A former teacher and nutritionist, Ms Casey-Kirschling is the eldest of the 78 million Americans born between 1946 and 1964 and who argues that just as her peers defined the youth generation 40 years ago, baby boomers will change the way people look at ageing.
She said that “it’s just like when they had to build schools for us growing up and universities expanded, it’s the same now with financial planning and assisted living homes. Everything is still going to be for the baby boomer”.
Like Ms Casey-Kirschling taking her pension three years early, the boomers in the US feel no obligation to spend the rest of their years earning a living. She herself lost both parents to heart disease and has in recent times devoted her time to a regime of walking, cycling, tennis, and a restored wooden boat aptly named ‘First Boomer’.

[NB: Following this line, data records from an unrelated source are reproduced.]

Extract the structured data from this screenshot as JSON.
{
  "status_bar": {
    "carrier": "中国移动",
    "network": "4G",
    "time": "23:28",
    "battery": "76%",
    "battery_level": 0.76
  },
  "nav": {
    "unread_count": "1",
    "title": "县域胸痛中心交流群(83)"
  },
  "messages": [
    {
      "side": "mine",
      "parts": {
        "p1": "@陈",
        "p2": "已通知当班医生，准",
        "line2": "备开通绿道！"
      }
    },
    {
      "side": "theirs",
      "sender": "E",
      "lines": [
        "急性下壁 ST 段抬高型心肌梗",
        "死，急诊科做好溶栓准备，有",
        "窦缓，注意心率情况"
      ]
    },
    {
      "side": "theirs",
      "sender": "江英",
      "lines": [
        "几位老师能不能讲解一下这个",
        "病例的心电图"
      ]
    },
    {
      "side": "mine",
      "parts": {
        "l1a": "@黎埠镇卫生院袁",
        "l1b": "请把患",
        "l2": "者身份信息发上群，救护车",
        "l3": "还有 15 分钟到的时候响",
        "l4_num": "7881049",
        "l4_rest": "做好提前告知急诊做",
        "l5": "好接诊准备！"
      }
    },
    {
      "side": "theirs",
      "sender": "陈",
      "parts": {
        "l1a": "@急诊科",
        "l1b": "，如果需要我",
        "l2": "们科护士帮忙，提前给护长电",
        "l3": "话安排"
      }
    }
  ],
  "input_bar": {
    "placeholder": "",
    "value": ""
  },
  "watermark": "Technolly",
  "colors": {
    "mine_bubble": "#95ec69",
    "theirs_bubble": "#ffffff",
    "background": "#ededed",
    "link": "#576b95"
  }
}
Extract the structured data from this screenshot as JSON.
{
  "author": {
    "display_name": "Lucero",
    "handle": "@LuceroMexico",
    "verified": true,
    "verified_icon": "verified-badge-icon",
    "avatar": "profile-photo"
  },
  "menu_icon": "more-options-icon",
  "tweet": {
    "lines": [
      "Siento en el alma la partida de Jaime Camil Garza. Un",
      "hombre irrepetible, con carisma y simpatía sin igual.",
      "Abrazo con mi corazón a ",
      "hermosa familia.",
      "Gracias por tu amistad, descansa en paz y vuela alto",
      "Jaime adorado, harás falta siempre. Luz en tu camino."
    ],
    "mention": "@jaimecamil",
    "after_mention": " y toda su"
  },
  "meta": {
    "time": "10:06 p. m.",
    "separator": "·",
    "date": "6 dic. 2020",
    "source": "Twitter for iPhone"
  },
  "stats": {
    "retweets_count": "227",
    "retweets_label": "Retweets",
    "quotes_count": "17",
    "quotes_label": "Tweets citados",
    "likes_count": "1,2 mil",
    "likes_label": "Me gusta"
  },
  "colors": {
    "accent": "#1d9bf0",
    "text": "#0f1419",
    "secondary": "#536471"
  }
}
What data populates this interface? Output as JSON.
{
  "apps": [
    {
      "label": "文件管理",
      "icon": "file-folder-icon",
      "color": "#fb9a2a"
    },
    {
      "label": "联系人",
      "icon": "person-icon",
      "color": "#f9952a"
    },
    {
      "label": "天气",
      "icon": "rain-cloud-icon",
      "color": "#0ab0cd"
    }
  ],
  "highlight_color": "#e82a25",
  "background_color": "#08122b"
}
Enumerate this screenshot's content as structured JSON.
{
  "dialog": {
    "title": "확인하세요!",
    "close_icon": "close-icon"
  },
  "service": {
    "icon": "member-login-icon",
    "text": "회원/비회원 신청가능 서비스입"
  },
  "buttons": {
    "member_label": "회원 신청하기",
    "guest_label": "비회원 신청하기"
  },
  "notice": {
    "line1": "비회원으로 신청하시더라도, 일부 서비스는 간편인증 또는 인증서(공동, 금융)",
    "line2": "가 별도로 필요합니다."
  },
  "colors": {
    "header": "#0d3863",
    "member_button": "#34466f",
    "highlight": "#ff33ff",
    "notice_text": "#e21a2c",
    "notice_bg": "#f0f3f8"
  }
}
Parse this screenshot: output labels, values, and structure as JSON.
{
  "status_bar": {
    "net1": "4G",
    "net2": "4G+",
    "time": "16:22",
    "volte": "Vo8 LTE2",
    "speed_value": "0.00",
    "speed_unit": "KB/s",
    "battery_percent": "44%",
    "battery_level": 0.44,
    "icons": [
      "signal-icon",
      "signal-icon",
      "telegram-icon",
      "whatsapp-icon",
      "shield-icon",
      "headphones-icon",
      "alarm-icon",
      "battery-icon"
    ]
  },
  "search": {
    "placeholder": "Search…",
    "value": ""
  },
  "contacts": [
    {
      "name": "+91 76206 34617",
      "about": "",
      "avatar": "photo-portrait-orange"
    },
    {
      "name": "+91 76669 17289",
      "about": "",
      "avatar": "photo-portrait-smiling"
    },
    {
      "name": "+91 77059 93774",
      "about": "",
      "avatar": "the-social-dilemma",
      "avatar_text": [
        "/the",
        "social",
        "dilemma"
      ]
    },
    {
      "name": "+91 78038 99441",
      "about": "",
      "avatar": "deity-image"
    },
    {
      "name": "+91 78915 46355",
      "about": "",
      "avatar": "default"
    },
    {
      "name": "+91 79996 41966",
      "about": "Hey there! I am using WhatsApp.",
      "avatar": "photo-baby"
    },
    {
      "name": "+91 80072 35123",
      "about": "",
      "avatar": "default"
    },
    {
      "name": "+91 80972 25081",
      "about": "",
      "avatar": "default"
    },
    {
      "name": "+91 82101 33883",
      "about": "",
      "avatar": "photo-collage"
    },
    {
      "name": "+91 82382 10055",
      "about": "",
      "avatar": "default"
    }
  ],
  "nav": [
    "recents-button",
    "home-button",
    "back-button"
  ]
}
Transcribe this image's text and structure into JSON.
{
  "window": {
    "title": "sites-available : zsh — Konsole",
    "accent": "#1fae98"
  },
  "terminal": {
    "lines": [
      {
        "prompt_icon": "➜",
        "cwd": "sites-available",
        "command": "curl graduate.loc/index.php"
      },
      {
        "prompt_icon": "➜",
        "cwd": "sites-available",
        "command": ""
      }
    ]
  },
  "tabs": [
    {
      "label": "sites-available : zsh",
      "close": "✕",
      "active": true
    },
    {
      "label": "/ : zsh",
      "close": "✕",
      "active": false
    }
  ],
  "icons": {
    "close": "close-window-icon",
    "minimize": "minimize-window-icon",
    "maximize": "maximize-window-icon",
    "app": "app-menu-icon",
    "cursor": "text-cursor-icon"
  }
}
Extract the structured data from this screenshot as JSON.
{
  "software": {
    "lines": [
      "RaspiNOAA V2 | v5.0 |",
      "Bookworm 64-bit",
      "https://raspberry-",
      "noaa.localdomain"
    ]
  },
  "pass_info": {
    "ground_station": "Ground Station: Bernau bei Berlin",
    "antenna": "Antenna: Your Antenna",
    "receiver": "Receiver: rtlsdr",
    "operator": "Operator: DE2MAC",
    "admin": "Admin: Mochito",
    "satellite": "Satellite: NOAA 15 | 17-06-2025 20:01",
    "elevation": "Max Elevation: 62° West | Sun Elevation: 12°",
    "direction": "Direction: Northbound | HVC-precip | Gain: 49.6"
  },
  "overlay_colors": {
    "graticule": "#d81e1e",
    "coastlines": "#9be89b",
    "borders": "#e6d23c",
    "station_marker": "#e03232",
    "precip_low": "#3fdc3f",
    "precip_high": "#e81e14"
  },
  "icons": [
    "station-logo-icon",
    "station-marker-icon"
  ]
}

William Frey, a demographer at the Brookings Institution, said that the US baby boomers had continued to define social peaks over time. “It was the case when they were out at Woodstock protesting, it was the case when they went to college. It was the case when they started buying their first homes, it was the case when they started going into the stock market in a big way.
“And it is going to be the case now whether they are going to some new age commune retirement community or taking up new hobbies. They are certainly going to be at the centre, just by virtue of their size,” Mr Frey said.